The end has done nothing to erode powerful memories of people who called East Heights their school home.

“Back in ’56, East Heights was a very posh school,” said Connie Laughlin Bishop of Lawrence, who started there as a second-grader that year. “I remember the school as bright and clean. Long halls, laughing kids, kind teachers. A very stern-looking principal, Miss (Cecilia) Pearson. Later did I realize that she was a saint.”

‘A good experience’

Caro Spears-Latham of Lawrence attended East Heights in the early 1960s, transferring there from Pinckney School.

“I will never forget my fifth-grade teacher, Miss Tiger,” she said. “Her words of wisdom that I have always carried with me and continue to pass on are, ‘Learn to read, and love books. Use the library, and you can travel the whole world without every having to go anywhere.'”

Teresa Marshall, who went through East Heights in the 1960s and now works at the school, said her most powerful recollection was driven home by the point of a needle.

“What I remember most was how they used to line us up in the gym and give us shots in school,” Marshall said.

Karen Vespestad recalls her first day as a teacher in a special-education class in 1985 at East Heights.

“I had a kid try to go out the window,” she said. “I had one kid pull out a pair of scissors and put it in his belt, and he was going to stab me. The whole room was chaos.”

Her mother, a retired teacher, picked her up for lunch.

“I started crying, and I said, ‘What would happen if I never went back?'” Vespestad said. “My mother … said, ‘You probably aren’t going to get hired as a teacher again.'”

She returned, and was able to survive and thrive.

“They were testing out the new teacher,” she said.

Sixth-graders Taylor Jones and Aaron Rea will be among the last to complete their elementary education at East Heights.

“I recall a dust devil that passed across the playground,” Jones said. “It picked up grass, and we ran around it.”

Rea said he cherished his year as a third-grader at East Heights.
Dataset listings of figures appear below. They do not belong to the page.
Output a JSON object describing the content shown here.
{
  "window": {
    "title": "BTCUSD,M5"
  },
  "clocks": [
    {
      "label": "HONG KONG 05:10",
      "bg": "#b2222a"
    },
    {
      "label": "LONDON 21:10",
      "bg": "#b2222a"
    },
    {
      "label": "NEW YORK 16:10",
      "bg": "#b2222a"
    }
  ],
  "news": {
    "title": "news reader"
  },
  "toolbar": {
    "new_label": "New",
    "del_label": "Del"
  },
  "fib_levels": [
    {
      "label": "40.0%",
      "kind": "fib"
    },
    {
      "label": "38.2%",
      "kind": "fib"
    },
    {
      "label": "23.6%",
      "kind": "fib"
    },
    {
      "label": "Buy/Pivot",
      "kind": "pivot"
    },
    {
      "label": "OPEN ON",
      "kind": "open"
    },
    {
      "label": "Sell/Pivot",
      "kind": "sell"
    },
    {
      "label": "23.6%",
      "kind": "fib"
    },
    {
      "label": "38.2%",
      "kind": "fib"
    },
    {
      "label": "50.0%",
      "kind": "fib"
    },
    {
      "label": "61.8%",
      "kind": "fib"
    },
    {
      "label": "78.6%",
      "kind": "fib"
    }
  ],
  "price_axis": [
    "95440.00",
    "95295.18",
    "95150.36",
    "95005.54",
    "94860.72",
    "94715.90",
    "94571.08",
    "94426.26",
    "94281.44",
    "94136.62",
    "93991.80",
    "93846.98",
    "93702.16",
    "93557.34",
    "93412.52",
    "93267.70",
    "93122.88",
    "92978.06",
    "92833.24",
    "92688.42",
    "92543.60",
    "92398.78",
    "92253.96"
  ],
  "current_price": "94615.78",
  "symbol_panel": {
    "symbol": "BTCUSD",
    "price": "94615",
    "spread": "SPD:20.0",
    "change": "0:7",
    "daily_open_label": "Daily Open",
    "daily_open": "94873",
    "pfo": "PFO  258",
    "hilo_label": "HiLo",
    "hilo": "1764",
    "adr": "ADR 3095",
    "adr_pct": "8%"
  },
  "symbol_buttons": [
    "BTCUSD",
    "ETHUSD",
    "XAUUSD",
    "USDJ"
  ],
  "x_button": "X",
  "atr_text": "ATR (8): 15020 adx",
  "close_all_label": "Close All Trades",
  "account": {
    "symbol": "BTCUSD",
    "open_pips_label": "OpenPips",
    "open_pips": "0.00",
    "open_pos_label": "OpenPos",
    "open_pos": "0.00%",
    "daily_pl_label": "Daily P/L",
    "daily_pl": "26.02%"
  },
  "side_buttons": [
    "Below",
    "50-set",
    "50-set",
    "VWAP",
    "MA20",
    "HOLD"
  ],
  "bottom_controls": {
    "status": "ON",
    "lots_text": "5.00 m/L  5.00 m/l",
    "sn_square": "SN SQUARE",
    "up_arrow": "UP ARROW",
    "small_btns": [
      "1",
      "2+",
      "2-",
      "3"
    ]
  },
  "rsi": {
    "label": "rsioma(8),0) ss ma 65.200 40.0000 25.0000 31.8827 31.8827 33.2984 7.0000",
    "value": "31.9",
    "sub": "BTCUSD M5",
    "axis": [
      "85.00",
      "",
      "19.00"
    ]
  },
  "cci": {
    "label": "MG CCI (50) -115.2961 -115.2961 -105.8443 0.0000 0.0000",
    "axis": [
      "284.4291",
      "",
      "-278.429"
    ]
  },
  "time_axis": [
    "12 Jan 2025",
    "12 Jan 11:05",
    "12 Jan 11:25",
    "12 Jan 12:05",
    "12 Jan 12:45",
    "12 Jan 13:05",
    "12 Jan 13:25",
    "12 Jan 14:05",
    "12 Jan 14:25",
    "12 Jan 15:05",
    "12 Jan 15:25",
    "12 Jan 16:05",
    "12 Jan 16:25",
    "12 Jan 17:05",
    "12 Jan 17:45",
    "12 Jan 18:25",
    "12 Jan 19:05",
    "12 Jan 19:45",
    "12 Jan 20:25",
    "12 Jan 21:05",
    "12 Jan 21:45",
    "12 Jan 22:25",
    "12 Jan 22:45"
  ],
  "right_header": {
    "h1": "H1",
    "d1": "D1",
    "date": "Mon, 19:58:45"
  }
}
That’s when he had his favorite teacher, Adela Solis, and lost his best friend, who moved away.

He’s surprised to finish at East Heights.
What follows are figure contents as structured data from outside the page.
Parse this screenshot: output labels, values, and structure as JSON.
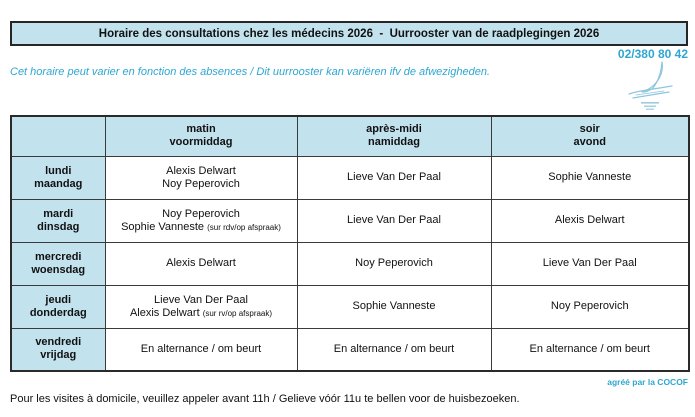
{
  "page": {
    "title": "Horaire des consultations chez les médecins 2026  -  Uurrooster van de raadplegingen 2026",
    "phone": "02/380 80 42",
    "notice": "Cet horaire peut varier en fonction des absences / Dit uurrooster kan variëren ifv de afwezigheden.",
    "approval": "agréé par la COCOF",
    "home_visits_note": "Pour les visites à domicile, veuillez appeler avant 11h / Gelieve vóór 11u te bellen voor de huisbezoeken."
  },
  "icons": {
    "logo": "seagull-sketch-logo"
  },
  "colors": {
    "accent_cyan": "#2da7d2",
    "table_blue": "#c2e2ee",
    "border_dark": "#3a3a3a",
    "logo_blue": "#8cc6de"
  },
  "schedule": {
    "columns": [
      {
        "fr": "matin",
        "nl": "voormiddag"
      },
      {
        "fr": "après-midi",
        "nl": "namiddag"
      },
      {
        "fr": "soir",
        "nl": "avond"
      }
    ],
    "rows": [
      {
        "day": {
          "fr": "lundi",
          "nl": "maandag"
        },
        "matin": [
          {
            "text": "Alexis Delwart"
          },
          {
            "text": "Noy Peperovich"
          }
        ],
        "apres_midi": [
          {
            "text": "Lieve Van Der Paal"
          }
        ],
        "soir": [
          {
            "text": "Sophie Vanneste"
          }
        ]
      },
      {
        "day": {
          "fr": "mardi",
          "nl": "dinsdag"
        },
        "matin": [
          {
            "text": "Noy Peperovich"
          },
          {
            "text": "Sophie Vanneste",
            "note": "(sur rdv/op afspraak)"
          }
        ],
        "apres_midi": [
          {
            "text": "Lieve Van Der Paal"
          }
        ],
        "soir": [
          {
            "text": "Alexis Delwart"
          }
        ]
      },
      {
        "day": {
          "fr": "mercredi",
          "nl": "woensdag"
        },
        "matin": [
          {
            "text": "Alexis Delwart"
          }
        ],
        "apres_midi": [
          {
            "text": "Noy Peperovich"
          }
        ],
        "soir": [
          {
            "text": "Lieve Van Der Paal"
          }
        ]
      },
      {
        "day": {
          "fr": "jeudi",
          "nl": "donderdag"
        },
        "matin": [
          {
            "text": "Lieve Van Der Paal"
          },
          {
            "text": "Alexis Delwart",
            "note": "(sur rv/op afspraak)"
          }
        ],
        "apres_midi": [
          {
            "text": "Sophie Vanneste"
          }
        ],
        "soir": [
          {
            "text": "Noy Peperovich"
          }
        ]
      },
      {
        "day": {
          "fr": "vendredi",
          "nl": "vrijdag"
        },
        "matin": [
          {
            "text": "En alternance / om beurt"
          }
        ],
        "apres_midi": [
          {
            "text": "En alternance / om beurt"
          }
        ],
        "soir": [
          {
            "text": "En alternance / om beurt"
          }
        ]
      }
    ]
  }
}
“When I was in kindergarten, they were thinking about closing it down,” Rea said. “I liked the fact it was a smaller school. You pretty much knew everyone here.”

Gary Johnson, the last principal at East Heights, said Rea was right to recognize that the people met along the way formed ties that bind.

“We’ve got a great community of people,” Johnson said. “Kids are wonderful. Staff is great. It’s been a good experience.”